Milano: asilo politico
L'incontro sull'asilo politico, promosso dal coll. "Spazi Liberati", si è svolto venerdì 24 all'Ateneo Libertario.
Una breve introduzione evidenziava le drammatiche situazioni repressive dalle quali sono costretti a fuggire molti profughi immigrati. Una volta sbarcati sulle sponde delle "nostre democrazie" sono costretti a nuove lotte per farsi riconoscere il diritto di "rifugiato" o "asilante politico".
È avvenuto di recente a Milano con l'occupazione di uno stabile da parte di 267 immigrati tra Eritrei, Etiopi, Sudanesi richiedenti asilo politico (è significativo che Eritrei ed Etiopi, i cui stati stanno conducendo una sanguinosa guerra di frontiera, in questa situazione sono accomunati dalla stessa lotta).
C'è stato un primo intervento da parte di chi aveva partecipato a questa lotta. Nell'intervento è stato evidenziato che chi richiede l'asilo politico vive, nel proprio paese, situazioni di profonda ingiustizia sociale, sotto regimi tirannici e di costrizione alla guerra ed è pertanto costretto alla fuga.
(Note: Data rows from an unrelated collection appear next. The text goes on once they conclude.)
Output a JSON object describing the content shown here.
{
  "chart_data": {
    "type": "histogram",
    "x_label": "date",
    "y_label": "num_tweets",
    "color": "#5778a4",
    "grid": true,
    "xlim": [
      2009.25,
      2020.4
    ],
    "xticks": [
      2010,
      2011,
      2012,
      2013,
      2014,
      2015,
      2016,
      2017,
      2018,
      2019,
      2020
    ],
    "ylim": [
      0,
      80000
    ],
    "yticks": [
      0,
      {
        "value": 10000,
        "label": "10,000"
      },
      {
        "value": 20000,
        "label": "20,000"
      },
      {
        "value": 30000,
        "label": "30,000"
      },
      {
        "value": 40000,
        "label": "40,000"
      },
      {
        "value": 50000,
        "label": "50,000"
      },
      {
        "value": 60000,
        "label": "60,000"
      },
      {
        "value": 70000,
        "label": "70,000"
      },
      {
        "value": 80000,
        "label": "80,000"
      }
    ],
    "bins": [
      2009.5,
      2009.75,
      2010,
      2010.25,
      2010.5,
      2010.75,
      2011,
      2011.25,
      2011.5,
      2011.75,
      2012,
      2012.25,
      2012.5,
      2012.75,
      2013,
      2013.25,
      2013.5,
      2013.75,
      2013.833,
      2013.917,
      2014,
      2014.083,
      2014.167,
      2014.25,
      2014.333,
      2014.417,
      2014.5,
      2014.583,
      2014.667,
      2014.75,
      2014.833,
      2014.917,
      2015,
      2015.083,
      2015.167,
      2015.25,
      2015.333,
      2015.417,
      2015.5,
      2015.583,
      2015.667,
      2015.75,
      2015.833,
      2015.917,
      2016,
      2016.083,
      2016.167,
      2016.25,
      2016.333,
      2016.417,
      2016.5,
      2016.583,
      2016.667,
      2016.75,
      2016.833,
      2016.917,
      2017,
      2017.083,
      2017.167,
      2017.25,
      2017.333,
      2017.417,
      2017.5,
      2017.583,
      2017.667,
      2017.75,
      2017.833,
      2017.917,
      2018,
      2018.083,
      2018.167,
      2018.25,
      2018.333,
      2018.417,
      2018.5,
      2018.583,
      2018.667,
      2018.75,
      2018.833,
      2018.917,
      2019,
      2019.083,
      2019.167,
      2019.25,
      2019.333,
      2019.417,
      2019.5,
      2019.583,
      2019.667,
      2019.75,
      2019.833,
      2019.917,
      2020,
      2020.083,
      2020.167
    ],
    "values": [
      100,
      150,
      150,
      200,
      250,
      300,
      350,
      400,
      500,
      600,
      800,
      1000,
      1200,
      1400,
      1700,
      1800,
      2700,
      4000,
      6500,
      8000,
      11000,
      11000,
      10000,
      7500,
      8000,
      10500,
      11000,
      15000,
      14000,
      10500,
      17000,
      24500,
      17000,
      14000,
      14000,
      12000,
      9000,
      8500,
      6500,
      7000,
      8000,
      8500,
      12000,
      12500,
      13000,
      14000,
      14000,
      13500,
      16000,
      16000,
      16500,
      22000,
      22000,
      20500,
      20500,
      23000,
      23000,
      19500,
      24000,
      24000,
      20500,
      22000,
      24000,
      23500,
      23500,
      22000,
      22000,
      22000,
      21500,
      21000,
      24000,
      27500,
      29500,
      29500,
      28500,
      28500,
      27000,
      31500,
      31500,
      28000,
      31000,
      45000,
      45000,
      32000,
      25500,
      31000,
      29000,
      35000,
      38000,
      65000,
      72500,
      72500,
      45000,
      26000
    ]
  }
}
Comincia quindi un viaggio lungo e drammatico in cui si è costretti ad attraversare grandi deserti e mari con pescherecci in condizioni precarie, mettendosi nelle mani di trafficanti senza scrupoli, pagati a caro prezzo. Molti quelli che perdono la vita in questi lunghi e terrificanti viaggi. Per chi riesce a raggiungere le nostre coste inizia un altro calvario. Fermo da parte delle forze dell'ordine, centro di identificazione, peggiore del carcere, rilascio dopo un mese, senza il riconoscimento di asilo politico, con la concessione del permesso per motivi umanitari della durata di un anno – questo il drammatico racconto di chi ha affrontato questa terribile esperienza, che non si esaurisce qui. La messa in libertà è priva di ogni sostegno e protezione. Il governo e le istituzioni non sono in grado né si preoccupano di sostenere chi arriva in Italia ed ottiene lo status di rifugiato o asilante politico, che si ritrova letteralmente in mezzo alla strada.
Per questo, assieme agli altri immigrati nella stessa situazione era stata decisa l'occupazione di una palazzina abbandonata in via Lecco, dove, anche se non c'erano luce, gas e acqua, almeno c'era un tetto.
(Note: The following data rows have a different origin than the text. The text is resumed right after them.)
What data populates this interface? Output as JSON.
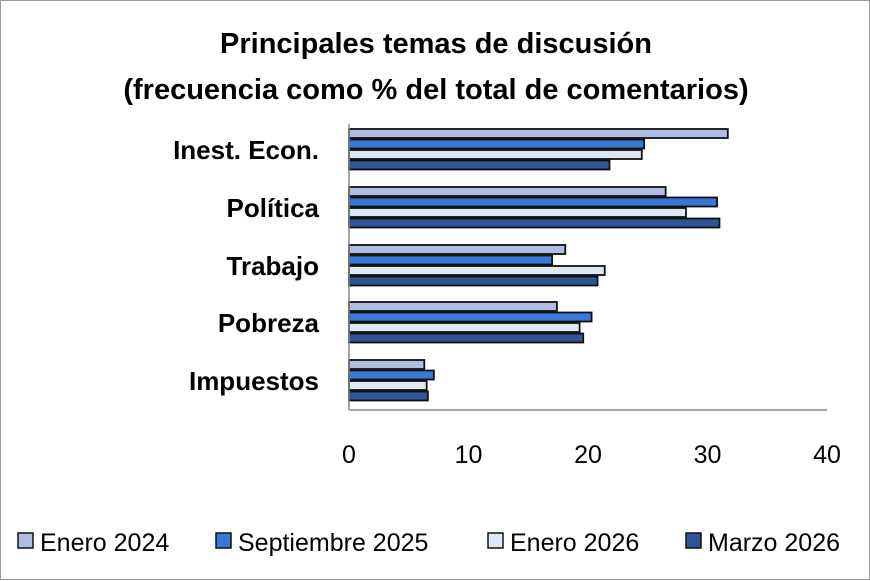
{
  "chart_data": {
    "type": "bar",
    "orientation": "horizontal",
    "title": "Principales temas de discusión",
    "subtitle": "(frecuencia como % del total de comentarios)",
    "categories": [
      "Inest. Econ.",
      "Política",
      "Trabajo",
      "Pobreza",
      "Impuestos"
    ],
    "series": [
      {
        "name": "Enero 2024",
        "color": "#b0bde0",
        "values": [
          31.7,
          26.5,
          18.1,
          17.4,
          6.3
        ]
      },
      {
        "name": "Septiembre 2025",
        "color": "#3a78d8",
        "values": [
          24.7,
          30.8,
          17.0,
          20.3,
          7.1
        ]
      },
      {
        "name": "Enero 2026",
        "color": "#dde8f5",
        "values": [
          24.5,
          28.2,
          21.4,
          19.3,
          6.5
        ]
      },
      {
        "name": "Marzo 2026",
        "color": "#2f5597",
        "values": [
          21.8,
          31.0,
          20.8,
          19.6,
          6.6
        ]
      }
    ],
    "xlim": [
      0,
      40
    ],
    "xticks": [
      "0",
      "10",
      "20",
      "30",
      "40"
    ],
    "xlabel": "",
    "ylabel": "",
    "grid": false,
    "legend_position": "bottom"
  }
}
La trattativa con il Comune e la Provincia non ha portato a nessuna intesa o soluzione concreta. In seguito è stato eseguito lo sfratto per ordine del Prefetto. La lotta è proseguita e non è ancora conclusa. I 267 ragazzi sono tuttora in condizioni precarie, senza prospettive concrete per il futuro.
È poi intervenuto un Eritreo della Cub Immigrazione che ha rimarcato il carattere politico della rivendicazione del diritto di "asilo". Chi fugge dall'Eritrea, lo fa per l'insopportabile mancanza di rispetto della dignità umana da parte di un regime tirannico. Testimonia che in Italia, dove ormai vive da molto tempo, è sempre stato difficile ottenere il riconoscimento di asilo politico, anche per i rapporti politici ed economici che l'Italia intrattiene con i vari paesi di provenienza. Ed infatti, l'escamotage trovato è la concessione del permesso per motivi umanitari. Altra drammatica contraddizione – tutta italiana – è la richiesta ai richiedenti asilo di presentare il passaporto, che assurdamente dovrebbe essere rilasciato dagli stessi regimi dai quali si è scappati.
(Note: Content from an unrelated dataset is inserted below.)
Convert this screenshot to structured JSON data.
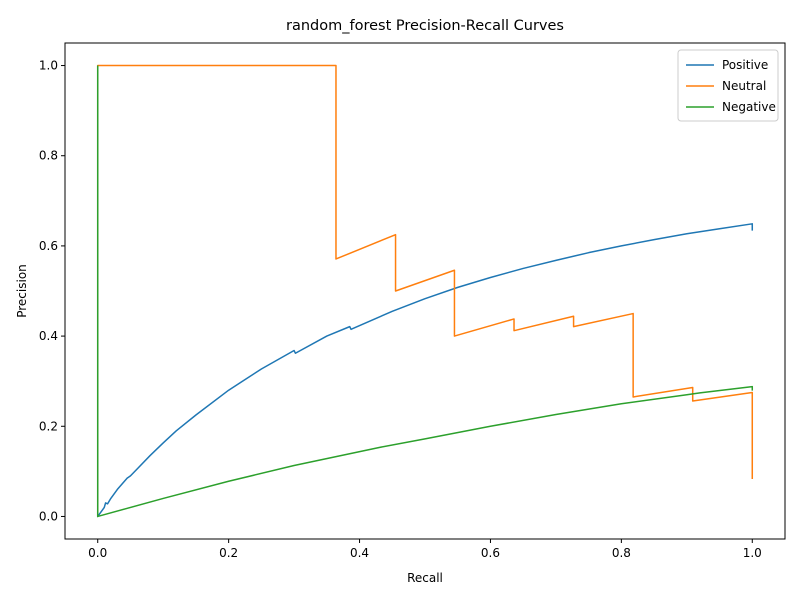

Un compagno avvocato è entrato nel merito dell'ambiguità della legge italiana.
Dopo la caduta del fascismo, con grandi enfasi, è stato sancito a livello costituzionale il diritto di asilo politico, ma la norma è rimasta una mera dichiarazione di principio: nessuna legge è intervenuta a disciplinare compiutamente tale istituto. Non è casuale che l'asilo venga concesso solo in rari casi.
Dopo un dibattito approfondito che si è incentrato principalmente sulle contraddizioni della legge in materia, ci si è espressi sul significato della lotta degli ex occupanti di via Lecco.
L'incontro si è concluso nella prospettiva di incontrarsi nuovamente per una possibile manifestazione per il diritto di asilo politico e al fine di approfondire la tematica del diritto all'abitazione, anche in previsione del fatto che il 31 marzo si concluderà la cosiddetta emergenza freddo programmata dal comune, per cui, ancora una volta, molti si troveranno in mezzo ad una strada.